De-Ashi-Barai ist ein weiterer Fußwurf. Ein Bein des Partners wird zur Seite weggefegt, wenn es in der Luft ist. Am Anfang kann man das üben, indem man den Partner bittet beim dritten oder vierten Schritt den Fuß "länger oben zu lassen". Mit der Zeit bekommt man ein Gefühl dafür. Die günstigste Bewegung ist die Kreisbewegung. Der rechte Fuß des Partners wird von Tori mit seinem linken Fuß in Richtung der nicht beteiligten Füße weggefegt. Damit Uke das Gleichgewicht verliert muss sehr hoch gefegt werden.

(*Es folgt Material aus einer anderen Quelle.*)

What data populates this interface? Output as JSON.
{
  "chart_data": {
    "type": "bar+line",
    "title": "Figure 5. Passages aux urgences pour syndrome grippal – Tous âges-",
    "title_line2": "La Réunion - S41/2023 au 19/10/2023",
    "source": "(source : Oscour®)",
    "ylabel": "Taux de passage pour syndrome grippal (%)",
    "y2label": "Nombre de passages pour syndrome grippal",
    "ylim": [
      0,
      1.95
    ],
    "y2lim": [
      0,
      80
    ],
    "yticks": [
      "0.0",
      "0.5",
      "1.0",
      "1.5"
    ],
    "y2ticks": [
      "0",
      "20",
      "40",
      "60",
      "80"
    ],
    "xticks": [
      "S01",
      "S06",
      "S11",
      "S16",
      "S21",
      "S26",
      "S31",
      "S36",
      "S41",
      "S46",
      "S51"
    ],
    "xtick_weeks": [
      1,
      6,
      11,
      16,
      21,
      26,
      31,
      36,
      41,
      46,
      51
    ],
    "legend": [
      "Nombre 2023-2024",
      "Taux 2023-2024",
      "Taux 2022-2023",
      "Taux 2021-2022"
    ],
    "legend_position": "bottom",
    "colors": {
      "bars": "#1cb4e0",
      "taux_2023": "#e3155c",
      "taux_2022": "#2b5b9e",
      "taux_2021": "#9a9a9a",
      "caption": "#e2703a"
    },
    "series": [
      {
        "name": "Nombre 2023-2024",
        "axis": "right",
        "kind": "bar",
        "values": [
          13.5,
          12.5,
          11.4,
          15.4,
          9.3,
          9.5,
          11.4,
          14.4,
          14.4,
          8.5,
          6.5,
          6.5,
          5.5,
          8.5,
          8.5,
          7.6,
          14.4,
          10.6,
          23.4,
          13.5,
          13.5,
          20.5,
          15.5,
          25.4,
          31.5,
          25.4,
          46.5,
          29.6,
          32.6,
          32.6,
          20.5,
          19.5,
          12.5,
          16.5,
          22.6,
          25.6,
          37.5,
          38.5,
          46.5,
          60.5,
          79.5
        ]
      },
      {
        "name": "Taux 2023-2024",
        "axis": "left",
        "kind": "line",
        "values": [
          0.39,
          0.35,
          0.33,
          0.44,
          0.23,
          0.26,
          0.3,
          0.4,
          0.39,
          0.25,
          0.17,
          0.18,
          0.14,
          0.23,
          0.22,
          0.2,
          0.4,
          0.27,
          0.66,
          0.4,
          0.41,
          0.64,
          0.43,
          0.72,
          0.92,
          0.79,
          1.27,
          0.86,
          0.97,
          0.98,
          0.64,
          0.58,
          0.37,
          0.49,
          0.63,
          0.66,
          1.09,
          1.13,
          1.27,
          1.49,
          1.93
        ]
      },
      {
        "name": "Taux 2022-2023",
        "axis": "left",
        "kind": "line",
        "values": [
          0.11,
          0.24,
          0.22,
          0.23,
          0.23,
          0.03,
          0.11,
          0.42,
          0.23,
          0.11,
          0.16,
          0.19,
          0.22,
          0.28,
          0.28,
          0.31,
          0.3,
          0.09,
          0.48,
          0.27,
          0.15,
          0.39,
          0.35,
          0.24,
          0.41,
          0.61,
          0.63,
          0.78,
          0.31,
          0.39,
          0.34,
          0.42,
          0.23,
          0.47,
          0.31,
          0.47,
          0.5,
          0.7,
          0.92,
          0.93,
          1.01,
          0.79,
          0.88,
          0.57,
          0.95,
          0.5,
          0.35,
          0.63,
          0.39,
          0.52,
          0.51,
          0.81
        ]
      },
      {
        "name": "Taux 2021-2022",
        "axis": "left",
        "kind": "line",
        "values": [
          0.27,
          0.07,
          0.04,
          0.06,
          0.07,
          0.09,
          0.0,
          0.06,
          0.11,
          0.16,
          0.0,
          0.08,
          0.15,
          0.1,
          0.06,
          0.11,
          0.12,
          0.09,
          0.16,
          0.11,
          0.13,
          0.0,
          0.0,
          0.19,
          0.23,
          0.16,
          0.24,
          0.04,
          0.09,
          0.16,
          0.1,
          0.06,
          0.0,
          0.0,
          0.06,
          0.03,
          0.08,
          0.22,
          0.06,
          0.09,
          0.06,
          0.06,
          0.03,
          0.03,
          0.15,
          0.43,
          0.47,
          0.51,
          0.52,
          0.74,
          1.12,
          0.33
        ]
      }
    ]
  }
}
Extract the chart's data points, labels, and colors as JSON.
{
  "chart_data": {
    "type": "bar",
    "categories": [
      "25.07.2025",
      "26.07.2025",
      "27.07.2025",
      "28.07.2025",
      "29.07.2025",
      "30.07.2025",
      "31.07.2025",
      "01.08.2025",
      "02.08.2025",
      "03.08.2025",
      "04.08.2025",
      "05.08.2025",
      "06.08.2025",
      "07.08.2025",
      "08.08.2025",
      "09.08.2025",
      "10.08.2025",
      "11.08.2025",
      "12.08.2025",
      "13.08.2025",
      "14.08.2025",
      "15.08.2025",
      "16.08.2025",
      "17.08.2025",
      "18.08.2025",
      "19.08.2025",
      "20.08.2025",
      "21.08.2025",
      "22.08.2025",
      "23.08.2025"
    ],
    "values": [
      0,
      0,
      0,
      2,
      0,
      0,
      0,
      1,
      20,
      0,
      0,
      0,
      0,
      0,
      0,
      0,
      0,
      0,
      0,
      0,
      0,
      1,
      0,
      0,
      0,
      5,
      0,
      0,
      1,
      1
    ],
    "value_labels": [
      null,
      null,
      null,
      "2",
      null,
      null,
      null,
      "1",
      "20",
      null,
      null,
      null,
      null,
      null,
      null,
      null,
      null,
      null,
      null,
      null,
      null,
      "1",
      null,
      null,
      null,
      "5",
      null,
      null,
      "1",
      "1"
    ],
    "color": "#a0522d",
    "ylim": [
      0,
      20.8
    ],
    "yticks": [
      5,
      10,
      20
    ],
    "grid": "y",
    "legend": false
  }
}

Der Zug mit den Armen ist wichtig für den Wurf. Der Partner wird in einem Kreisbogen nach unten gedrückt in Bewegungsrichtung. Die Bewegung ähnelt einer Lenkradbewegung.

Wichtig ist ein Zug mit den Armen mit einer "Lenkradbewegung" in Fallrichtung, nur so wird Uke über das Bein fallen. Der Wurf ist schwierig und verlangt anfangs Schützenhilfe vom Partner.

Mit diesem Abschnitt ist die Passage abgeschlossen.